The results from the present study indicate that an elevated preoperative CA19-9 level and platelet–lymphocyte ratio are both associated with poorer survival in patients undergoing resection for ampullary adenocarcinoma. The lack of any correlation between these two indices suggests that both markers are influenced by different aspects of ampullary tumor biology. The Kaplan–Meier analyses for each parameter (Figs. 1 and 2) demonstrate similar survival curves. However, use of a combined index incorporating both CA19-9 and platelet–lymphocyte ratio enables a low-risk patient group to be identified with a highly favorable survival outcome (>60 months), while a high-risk group can also be predicted for whom a median survival of less than 12 months is observed. This prognostic stratification was found to remain statistically significant when analyzed alongside the important histopathological tumor characteristics. Larger tumors, poor differentiation, nodal metastases, and R1 resections all exhibited the expected trend toward poorer survival on univariate analysis in keeping with previous studies.3335

This finding has potential clinical relevance when considering which patients with resected ampullary cancer might benefit from adjuvant therapy. Although no definitive evidence exists to advocate adjuvant therapy as an optimum treatment strategy in resected ampullary cancer,36,37 the available evidence suggests that patients with less favorable histological tumor characteristics (e.g., T3/T4 tumors) tend to see more benefit from adjuvant treatment.3841 The preoperative risk stratification described in the present study represents a potential prognostic tool that may be of use alongside tumor histology in selecting a patient group at high risk of early recurrence and poorer overall survival for whom adjuvant therapy may be of most benefit.

The majority of patients analyzed (80%) underwent intervention for biliary drainage before resection. Instrumentation of the biliary tree represents a potential source of preoperative sepsis42 and, as such, may act as a confounding factor in interpreting the survival data. Although previous studies have suggested that biliary drainage in the preoperative setting may increase the risk of early postoperative morbidity such as wound infection,43 no evidence exists to suggest that preoperative biliary stenting has any influence on operative mortality or subsequent survival after pancreatoduodenectomy. The results from the current study confirmed that the requirement for preoperative biliary drainage had no effect on postoperative survival after resection for ampullary cancer.
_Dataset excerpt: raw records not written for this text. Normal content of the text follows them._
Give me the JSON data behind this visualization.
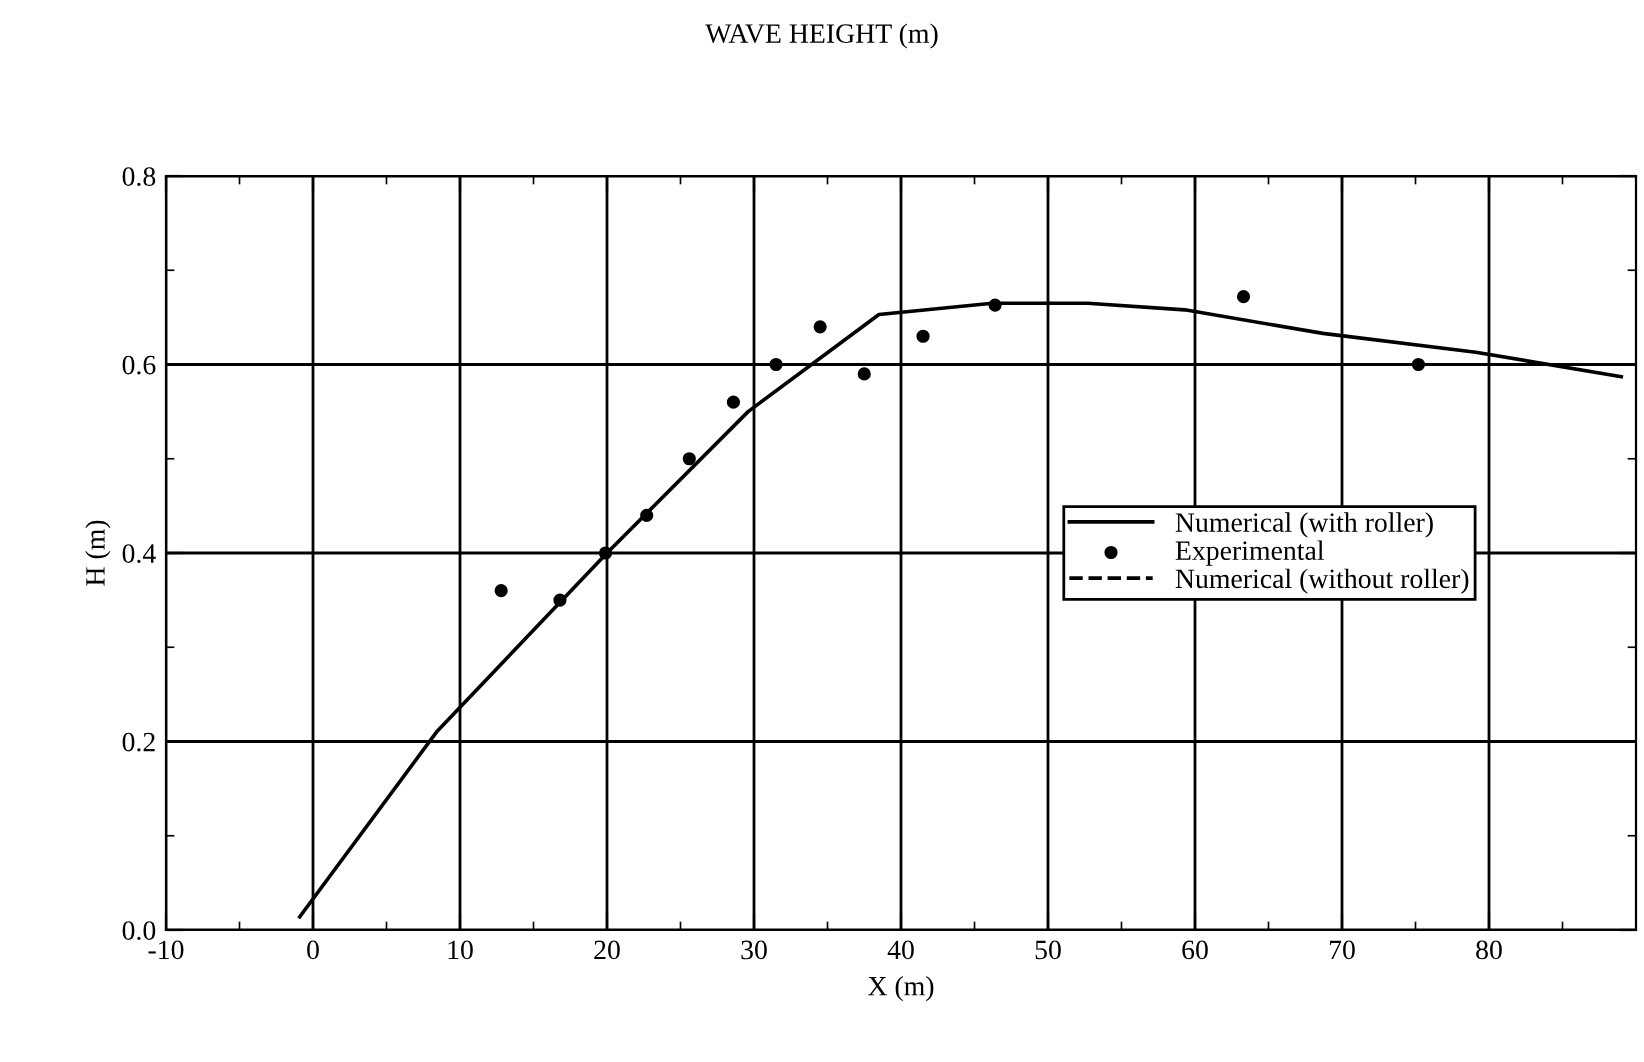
{
  "chart_data": {
    "type": "line",
    "title": "WAVE HEIGHT (m)",
    "xlabel": "X (m)",
    "ylabel": "H (m)",
    "xlim": [
      -10,
      90
    ],
    "xticks": [
      -10,
      0,
      10,
      20,
      30,
      40,
      50,
      60,
      70,
      80
    ],
    "ylim": [
      0,
      0.8
    ],
    "yticks": [
      {
        "value": 0,
        "label": "0.0"
      },
      0.2,
      0.4,
      0.6,
      0.8
    ],
    "grid": true,
    "legend": "right",
    "series": [
      {
        "name": "Numerical (with roller)",
        "color": "#000000",
        "line_style": "solid",
        "marker": "none",
        "x": [
          -0.9,
          8.4,
          20,
          29.6,
          38.5,
          46.2,
          52.7,
          59.3,
          68.7,
          79.1,
          89
        ],
        "values": [
          0.014,
          0.21,
          0.4,
          0.55,
          0.653,
          0.665,
          0.665,
          0.658,
          0.633,
          0.613,
          0.587
        ]
      },
      {
        "name": "Experimental",
        "type": "scatter",
        "color": "#000000",
        "marker": "circle",
        "x": [
          12.8,
          16.8,
          19.9,
          22.7,
          25.6,
          28.6,
          31.5,
          34.5,
          37.5,
          41.5,
          46.4,
          63.3,
          75.2
        ],
        "values": [
          0.36,
          0.35,
          0.4,
          0.44,
          0.5,
          0.56,
          0.6,
          0.64,
          0.59,
          0.63,
          0.663,
          0.672,
          0.6
        ]
      },
      {
        "name": "Numerical (without roller)",
        "color": "#000000",
        "line_style": "dashed",
        "marker": "none"
      }
    ]
  }
}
Furthermore, when stratifying patients into the three risk groups, there was no significant difference in the proportion of cases in each group who underwent preoperative biliary stenting. This suggests that intervention for biliary drainage is unlikely to be a significant confounding factor in explaining the marked survival differences observed when comparing the three risk-stratified groups. Similarly, there was no significant difference in the proportion of patients in each risk group who went on to receive adjuvant treatment. Hence, adjuvant therapy is also unlikely to reflect a significant confounding factor when interpreting the survival data.

Conclusion

The results of the present study suggest that significant prognostic information can be obtained from routine blood results before resection for ampullary cancer. Stratification of ampullary adenocarcinoma patients according to both preoperative CA19-9 levels and platelet–lymphocyte ratio should be considered in the survival analyses of future adjuvant and neoadjuvant trials to validate these findings.